At the same time, inspired by Avery’s immunochemical approach to virulence, Dubos became increasingly interested in the biochemical or mechanistic aspects of parasitism. In contrast to Burnet and Fenner’s epidemiologically oriented ecology, this led Dubos to focus on the interface of hosts and parasites at the micro level of individuals. Crucially, these local environments operated within phagocytes and hence Dubos considered that they fell within a different ecological realm to population ecology. However, to the extent that local ecological interactions were conditioned by the entire physiological metabolic state of an individual they were also subject to wider ecological and immunological conditions. Indeed, Dubos considered that these local and whole body systems were linked, such that external stresses operating on the individual could upset normal physiological regulation in such a way as to throw these local ecologies out of synch. This is what Dubos meant when, invoking the other sense of ecology, he stated that “any metabolic analysis of the infectious process must be placed on an ecological basis” (Dubos 1954, p. 22).
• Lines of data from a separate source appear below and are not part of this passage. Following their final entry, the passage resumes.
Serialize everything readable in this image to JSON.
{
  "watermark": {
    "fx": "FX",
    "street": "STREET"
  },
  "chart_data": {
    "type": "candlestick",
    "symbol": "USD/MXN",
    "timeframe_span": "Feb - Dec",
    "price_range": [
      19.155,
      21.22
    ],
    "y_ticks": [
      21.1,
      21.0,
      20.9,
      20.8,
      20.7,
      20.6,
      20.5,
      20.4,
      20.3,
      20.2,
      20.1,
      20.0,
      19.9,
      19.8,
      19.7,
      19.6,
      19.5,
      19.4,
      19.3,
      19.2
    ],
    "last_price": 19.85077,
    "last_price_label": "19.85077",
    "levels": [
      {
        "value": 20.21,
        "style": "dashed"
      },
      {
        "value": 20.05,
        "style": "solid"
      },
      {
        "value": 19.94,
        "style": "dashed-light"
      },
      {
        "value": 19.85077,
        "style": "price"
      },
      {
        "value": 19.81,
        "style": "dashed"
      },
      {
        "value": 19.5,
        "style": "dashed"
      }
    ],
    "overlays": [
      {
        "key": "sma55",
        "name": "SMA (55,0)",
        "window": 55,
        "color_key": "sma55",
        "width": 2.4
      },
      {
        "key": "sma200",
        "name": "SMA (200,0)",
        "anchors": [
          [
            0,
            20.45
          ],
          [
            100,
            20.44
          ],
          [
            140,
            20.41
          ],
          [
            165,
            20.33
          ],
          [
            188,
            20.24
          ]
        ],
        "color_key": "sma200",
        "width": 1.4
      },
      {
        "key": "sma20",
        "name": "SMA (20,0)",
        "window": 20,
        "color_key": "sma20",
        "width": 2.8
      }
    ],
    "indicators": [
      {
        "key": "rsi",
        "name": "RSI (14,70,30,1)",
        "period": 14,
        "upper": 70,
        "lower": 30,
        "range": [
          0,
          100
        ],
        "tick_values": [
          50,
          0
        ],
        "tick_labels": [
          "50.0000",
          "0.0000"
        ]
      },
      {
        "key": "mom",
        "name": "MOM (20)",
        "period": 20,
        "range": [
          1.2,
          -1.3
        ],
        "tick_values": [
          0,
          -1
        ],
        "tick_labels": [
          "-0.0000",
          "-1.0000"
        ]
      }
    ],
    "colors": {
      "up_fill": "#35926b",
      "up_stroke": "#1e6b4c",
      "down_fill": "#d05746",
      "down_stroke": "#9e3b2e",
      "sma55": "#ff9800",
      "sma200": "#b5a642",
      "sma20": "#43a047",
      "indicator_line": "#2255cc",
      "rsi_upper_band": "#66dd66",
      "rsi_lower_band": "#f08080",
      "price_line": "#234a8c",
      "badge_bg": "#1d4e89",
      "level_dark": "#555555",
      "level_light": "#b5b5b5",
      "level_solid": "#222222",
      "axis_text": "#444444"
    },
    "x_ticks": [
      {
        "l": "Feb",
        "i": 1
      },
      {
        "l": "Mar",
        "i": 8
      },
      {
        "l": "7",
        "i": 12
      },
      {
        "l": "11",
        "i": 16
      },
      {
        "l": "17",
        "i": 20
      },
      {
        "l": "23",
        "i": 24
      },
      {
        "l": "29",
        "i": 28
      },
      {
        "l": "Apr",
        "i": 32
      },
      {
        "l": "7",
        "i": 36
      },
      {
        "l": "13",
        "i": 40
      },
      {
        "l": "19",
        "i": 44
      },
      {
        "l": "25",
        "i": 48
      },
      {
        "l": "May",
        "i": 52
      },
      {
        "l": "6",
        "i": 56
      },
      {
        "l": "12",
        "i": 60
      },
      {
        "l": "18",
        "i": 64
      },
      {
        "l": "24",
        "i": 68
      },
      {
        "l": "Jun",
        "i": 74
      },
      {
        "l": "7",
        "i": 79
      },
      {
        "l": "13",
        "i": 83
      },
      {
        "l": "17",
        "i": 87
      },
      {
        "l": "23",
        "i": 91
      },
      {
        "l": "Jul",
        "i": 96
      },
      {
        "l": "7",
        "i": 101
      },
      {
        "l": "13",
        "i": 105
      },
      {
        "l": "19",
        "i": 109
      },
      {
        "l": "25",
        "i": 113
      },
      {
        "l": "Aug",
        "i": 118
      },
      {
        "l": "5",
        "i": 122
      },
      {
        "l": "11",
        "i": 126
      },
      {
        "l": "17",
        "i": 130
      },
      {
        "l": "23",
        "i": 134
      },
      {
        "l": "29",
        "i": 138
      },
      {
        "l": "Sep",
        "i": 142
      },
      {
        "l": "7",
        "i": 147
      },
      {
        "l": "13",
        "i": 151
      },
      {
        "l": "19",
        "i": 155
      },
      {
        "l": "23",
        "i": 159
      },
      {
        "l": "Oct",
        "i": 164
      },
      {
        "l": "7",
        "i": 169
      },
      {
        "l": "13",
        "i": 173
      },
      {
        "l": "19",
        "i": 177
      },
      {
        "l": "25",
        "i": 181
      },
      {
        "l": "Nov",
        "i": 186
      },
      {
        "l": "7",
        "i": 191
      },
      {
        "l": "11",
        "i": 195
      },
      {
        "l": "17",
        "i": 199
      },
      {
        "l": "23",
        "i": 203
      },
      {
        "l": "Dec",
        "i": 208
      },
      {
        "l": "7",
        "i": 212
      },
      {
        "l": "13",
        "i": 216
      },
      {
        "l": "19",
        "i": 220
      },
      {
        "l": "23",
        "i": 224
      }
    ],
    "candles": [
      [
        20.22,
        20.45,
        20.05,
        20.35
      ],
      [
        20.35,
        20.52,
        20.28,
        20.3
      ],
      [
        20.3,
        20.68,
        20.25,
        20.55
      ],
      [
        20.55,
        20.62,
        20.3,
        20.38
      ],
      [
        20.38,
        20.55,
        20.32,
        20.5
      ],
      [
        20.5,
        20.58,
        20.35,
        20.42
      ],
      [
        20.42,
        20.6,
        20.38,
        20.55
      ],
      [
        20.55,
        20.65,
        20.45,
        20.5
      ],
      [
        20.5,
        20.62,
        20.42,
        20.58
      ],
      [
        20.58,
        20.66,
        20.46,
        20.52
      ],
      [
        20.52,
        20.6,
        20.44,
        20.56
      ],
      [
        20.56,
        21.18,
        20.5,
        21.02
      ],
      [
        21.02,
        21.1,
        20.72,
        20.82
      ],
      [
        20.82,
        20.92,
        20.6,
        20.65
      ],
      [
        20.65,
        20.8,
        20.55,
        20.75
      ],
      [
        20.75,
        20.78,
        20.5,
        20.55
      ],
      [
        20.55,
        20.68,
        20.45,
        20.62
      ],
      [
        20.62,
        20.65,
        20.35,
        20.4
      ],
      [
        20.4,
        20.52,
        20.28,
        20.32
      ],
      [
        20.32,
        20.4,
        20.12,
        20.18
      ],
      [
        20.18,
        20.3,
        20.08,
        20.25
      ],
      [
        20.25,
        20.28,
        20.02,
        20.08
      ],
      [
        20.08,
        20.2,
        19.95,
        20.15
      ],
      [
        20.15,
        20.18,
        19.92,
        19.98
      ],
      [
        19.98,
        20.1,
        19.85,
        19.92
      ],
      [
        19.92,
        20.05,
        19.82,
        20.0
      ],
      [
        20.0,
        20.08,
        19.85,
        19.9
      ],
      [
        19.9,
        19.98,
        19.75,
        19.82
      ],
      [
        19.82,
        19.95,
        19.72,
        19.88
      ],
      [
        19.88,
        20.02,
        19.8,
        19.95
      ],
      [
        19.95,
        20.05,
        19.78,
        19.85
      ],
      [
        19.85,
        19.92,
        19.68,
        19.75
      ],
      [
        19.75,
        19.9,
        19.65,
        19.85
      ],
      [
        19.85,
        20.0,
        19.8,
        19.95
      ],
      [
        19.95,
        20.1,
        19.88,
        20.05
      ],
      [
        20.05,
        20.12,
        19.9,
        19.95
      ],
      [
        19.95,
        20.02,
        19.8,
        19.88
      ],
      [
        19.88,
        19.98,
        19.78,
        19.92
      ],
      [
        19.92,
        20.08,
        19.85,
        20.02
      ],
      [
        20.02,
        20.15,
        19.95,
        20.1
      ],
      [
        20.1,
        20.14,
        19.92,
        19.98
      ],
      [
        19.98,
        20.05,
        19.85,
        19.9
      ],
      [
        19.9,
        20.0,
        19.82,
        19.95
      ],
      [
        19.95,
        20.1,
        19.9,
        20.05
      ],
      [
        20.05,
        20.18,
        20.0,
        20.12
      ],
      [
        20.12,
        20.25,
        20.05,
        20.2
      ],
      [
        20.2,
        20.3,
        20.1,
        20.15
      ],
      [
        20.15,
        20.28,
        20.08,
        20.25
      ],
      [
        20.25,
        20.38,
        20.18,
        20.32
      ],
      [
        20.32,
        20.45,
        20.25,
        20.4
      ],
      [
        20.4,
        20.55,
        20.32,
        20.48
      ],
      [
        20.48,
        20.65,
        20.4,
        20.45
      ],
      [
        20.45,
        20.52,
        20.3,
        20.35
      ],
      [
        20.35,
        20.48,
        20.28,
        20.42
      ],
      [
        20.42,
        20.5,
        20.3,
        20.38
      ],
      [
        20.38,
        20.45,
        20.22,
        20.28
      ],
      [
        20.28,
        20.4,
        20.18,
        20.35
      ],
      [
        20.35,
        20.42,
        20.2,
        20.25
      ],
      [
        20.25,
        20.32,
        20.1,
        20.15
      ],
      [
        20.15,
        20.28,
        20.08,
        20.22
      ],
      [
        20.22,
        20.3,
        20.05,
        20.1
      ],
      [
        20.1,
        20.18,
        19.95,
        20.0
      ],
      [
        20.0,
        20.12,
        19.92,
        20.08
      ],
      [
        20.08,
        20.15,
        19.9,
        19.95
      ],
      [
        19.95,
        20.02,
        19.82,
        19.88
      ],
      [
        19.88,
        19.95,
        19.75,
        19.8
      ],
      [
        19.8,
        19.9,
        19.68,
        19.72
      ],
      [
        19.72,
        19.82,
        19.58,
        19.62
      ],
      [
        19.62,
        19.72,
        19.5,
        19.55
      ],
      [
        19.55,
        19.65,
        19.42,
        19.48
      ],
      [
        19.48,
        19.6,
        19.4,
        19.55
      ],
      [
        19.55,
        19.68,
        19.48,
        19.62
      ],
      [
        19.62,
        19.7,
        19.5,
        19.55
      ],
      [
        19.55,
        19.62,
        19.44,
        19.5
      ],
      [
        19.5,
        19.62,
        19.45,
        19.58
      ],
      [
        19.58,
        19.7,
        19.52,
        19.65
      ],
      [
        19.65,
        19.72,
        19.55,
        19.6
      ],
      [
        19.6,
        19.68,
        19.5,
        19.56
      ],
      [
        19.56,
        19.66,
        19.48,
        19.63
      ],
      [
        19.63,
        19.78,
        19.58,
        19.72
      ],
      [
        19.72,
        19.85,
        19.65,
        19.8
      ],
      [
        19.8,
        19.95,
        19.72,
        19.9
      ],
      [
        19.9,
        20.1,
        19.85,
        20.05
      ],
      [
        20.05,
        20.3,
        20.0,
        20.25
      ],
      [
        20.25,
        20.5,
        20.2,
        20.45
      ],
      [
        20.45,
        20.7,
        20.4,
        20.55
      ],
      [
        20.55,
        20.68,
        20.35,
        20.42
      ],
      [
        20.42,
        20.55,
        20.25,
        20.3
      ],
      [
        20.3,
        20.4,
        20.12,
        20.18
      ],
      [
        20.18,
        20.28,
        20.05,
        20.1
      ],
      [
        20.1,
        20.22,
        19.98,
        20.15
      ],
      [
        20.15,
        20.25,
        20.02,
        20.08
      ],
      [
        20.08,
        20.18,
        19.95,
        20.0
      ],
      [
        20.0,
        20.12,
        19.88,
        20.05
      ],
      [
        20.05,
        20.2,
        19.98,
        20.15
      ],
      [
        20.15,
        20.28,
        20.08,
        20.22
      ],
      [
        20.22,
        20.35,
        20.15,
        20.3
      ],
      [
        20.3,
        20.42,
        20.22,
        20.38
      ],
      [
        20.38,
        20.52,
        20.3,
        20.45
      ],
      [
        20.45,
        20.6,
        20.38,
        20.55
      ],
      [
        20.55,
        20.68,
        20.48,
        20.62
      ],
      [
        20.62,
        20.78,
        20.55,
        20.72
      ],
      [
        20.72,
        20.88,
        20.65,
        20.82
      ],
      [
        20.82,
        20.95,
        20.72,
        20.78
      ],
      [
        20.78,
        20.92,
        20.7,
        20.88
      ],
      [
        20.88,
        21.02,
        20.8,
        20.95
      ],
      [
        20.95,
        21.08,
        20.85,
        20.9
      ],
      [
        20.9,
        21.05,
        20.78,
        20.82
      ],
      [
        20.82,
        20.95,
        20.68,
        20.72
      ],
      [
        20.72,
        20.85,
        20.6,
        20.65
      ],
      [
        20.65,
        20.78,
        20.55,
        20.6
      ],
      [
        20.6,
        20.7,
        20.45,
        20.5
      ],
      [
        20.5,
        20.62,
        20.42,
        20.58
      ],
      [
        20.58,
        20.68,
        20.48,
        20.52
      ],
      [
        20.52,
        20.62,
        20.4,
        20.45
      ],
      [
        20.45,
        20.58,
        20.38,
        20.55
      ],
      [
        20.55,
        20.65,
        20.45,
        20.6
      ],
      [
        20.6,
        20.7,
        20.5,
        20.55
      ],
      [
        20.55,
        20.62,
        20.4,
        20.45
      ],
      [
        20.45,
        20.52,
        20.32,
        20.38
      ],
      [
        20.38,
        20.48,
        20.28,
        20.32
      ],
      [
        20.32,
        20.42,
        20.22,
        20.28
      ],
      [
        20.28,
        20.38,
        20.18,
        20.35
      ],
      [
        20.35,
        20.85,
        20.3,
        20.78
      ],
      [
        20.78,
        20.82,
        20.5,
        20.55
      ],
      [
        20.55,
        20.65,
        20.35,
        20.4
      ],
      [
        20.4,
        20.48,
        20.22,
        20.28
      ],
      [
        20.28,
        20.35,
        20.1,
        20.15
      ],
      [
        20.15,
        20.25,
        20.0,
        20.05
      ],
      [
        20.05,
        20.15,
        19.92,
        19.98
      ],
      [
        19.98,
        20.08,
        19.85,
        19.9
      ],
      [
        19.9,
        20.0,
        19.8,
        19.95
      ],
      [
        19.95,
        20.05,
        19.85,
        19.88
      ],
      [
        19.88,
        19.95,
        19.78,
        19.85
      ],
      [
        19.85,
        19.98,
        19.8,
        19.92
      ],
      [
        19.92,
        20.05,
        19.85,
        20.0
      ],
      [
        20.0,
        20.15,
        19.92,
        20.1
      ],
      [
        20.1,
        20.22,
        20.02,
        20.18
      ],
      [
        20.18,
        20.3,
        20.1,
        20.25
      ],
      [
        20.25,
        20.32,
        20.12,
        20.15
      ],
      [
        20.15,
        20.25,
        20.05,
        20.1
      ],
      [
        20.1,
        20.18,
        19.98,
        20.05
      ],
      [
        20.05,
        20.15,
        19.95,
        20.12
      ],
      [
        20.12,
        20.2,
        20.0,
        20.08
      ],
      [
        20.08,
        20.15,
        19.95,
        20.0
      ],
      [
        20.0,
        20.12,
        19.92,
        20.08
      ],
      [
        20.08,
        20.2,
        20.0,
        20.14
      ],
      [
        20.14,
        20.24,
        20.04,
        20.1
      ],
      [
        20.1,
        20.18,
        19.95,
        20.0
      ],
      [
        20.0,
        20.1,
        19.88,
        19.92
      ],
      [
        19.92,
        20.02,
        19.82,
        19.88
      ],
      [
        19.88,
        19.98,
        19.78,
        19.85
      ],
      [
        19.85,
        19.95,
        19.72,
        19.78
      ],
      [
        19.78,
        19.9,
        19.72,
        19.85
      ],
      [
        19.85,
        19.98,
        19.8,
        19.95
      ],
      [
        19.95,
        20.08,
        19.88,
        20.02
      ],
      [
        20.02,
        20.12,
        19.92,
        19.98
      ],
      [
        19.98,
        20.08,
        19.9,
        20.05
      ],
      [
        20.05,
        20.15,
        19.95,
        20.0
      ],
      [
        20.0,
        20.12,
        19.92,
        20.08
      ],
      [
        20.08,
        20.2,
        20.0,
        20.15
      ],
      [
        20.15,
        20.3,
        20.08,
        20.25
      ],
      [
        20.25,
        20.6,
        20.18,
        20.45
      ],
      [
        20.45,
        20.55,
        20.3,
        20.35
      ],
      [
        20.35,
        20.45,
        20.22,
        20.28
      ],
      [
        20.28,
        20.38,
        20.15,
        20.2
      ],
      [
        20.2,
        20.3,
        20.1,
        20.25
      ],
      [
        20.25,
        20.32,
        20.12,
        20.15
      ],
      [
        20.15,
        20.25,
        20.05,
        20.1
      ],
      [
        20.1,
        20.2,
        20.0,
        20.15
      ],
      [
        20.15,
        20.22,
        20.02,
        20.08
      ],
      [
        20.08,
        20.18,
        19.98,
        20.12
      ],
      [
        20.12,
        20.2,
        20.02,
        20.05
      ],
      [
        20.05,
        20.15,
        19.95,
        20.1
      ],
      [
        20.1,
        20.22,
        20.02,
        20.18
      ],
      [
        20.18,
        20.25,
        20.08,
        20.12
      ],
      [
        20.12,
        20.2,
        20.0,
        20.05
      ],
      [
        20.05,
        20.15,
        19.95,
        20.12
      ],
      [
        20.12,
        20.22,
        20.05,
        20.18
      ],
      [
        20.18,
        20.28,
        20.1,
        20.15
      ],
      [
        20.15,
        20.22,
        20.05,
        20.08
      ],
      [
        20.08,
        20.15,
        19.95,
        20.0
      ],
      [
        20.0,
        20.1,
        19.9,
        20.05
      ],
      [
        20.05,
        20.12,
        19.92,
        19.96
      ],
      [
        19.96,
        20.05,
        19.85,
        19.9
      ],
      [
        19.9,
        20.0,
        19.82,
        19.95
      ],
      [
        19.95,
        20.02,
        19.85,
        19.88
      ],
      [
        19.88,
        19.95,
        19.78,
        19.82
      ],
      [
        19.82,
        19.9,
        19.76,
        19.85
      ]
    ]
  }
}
It would be interesting to go on to explore the subsequent development of Dubos’s ecological thought in the 1960s. Already, by 1958, in a paper reworking the ideas outlined in the first chapter of Biochemical Determinants, there is evidence that he was coming to eschew ecological terminology in favor of an emphasis on balance and the importance of adaptive mechanisms to restoring equilibriums disrupted by “endogenous or exogenous” insults (Dubos 1958, p. 433). Certainly, Dubos’s realization that organisms have multiple potentialities and are continually making creative adaptations would increasingly inform his later ideas about human health and what Moberg calls his “wholistic biology” [sic] (Moberg 2005, p. 133). The result was that while Dubos never fully engaged with the science of ecology, he was able to incorporate ecological ideas into his thought and practices, and relate them to his views about the natural harmony of man and his environment. However, while Dubos was happy to employ ecological terminology from time to time and associate himself with ecological currents in epidemiological thought, he remained deeply ambivalent about ecological language. Instead, for Dubos ecology served primarily as metaphor, one that enabled him to connect his scientific work to his broader humanistic concerns. As he put it a 1976 paper for the Society of American Bacteriologists comparing his career and research choices to those of his hero Pasteur, “By choice, I have increasingly devoted my professional life to the study of the interplay between organisms and environment—call it ecology if you will” (Dubos 1976b, p. 703).